Unfair that only one of my children will spend a day in school, their mind challenged with information that will prepare her for college and life beyond.

Unfair that the other is being taught a life skill of how to order a cheeseburger and count change.

Sunday, January 13, 2013

Snow Day!

During Winter Break, we got a decent amount of snow in our area.  Miss J asked if we could got sledding at a hill nearby.  Mr. A and I tossed sleds into the back of the truck as Miss J and M bundled up.  Sledding (well, not so much the sledding part, but climbing back up the hill) is a physically demanding task which would be a challenge for M.  I let Miss J know that our time on the hill would probably be brief.  My hope for M was three runs down the hill.  I figured that was about the amount he'd be able to handle, then he and I would head back to the truck to warm up while Mr.A and Miss J continued sledding.  I was so certain it would be a quick trip that I attempted to temper her likely disappointment with promises of hot chocolate with extra marshmallow when we returned.

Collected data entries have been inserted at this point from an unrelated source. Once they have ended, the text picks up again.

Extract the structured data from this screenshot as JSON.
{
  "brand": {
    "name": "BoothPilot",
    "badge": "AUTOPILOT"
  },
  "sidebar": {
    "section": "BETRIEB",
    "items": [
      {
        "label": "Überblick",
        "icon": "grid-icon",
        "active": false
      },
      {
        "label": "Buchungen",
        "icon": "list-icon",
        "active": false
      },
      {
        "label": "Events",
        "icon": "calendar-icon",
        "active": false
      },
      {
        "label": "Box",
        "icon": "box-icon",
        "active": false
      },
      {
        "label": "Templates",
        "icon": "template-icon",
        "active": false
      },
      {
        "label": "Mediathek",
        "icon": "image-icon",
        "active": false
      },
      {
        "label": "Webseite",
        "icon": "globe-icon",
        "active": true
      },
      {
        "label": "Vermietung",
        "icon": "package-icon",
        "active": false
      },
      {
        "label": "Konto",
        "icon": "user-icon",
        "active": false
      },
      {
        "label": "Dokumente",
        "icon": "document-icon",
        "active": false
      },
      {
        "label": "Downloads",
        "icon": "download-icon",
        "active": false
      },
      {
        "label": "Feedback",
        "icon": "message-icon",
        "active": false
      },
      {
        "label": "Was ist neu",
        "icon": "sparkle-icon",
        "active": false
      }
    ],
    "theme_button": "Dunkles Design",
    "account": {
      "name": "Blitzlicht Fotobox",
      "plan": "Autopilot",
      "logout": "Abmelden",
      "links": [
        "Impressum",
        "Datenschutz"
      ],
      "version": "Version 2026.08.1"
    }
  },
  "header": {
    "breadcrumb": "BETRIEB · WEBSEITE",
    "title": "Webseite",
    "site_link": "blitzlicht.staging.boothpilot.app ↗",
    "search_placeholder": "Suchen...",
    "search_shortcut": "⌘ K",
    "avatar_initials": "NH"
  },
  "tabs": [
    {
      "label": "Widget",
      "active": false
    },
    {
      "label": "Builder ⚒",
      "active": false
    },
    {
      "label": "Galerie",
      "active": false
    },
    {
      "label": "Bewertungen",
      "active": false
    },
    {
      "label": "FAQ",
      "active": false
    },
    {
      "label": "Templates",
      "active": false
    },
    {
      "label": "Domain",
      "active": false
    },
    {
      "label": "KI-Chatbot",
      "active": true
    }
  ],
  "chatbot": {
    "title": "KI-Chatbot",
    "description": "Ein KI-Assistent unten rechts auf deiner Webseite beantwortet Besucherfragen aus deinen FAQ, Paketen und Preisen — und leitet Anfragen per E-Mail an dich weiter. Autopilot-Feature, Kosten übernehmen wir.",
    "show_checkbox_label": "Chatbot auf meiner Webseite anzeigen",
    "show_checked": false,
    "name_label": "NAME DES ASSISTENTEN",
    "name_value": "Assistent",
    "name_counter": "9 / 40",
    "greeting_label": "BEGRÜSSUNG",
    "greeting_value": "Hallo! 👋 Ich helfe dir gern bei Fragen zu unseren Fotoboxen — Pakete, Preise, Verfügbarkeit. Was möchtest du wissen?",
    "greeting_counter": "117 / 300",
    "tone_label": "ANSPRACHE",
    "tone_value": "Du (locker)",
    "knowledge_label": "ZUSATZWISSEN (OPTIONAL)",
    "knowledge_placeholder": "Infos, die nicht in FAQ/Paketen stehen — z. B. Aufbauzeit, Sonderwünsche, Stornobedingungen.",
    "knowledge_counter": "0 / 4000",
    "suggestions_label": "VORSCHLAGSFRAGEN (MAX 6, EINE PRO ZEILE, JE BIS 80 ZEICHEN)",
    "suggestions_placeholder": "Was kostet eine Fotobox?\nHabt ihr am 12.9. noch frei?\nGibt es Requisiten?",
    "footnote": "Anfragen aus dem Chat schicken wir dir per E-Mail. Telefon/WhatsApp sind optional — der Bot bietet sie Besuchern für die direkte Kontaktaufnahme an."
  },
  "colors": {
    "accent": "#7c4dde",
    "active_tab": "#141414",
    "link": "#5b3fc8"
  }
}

We arrived at the hill and I was happy to see that M was excited to go sledding.   He'd been once before, but it proved to be too difficult and tiring a task for him.  Exhausted, he fell into the snow and refused to stand back up.  Our time on the hill that day was under five minutes.  

As M and I walked through the ice and snow, Miss J was already at the top of the hill and on her sled. Eager to follow his sister, M quickened his pace to meet her at the top of the hill.  I positioned the sled and helped him in.  Together we zipped down the hill.  As we slowed in the fresh and untouched snow at the bottom, M announced, "Again!" and made his way back up the hill.

M rode down the hill with Mr. A and with Miss J and again with me. He rode by himself and held on to the sled's rope and pulled it back up the hill all by himself.

One of the times I was riding with him and he called to me, "Don't hit the tree, Mama!"  He gave a loud belly laugh we we did.  Another time he told me, "I like this!  I like the snow!"

Needless to say, M surpassed my hopeful goal of three runs down the hill.  I stopped counting but I am guessing he made at least a dozen runs before telling me he was too tired to go again.

He amazed me.  My boy, sledding down a hill and climbing back up again and again and again.  And for a second, it almost made me forget that once upon a time  one of the 'top docs' cautioned us that M may never walk or talk.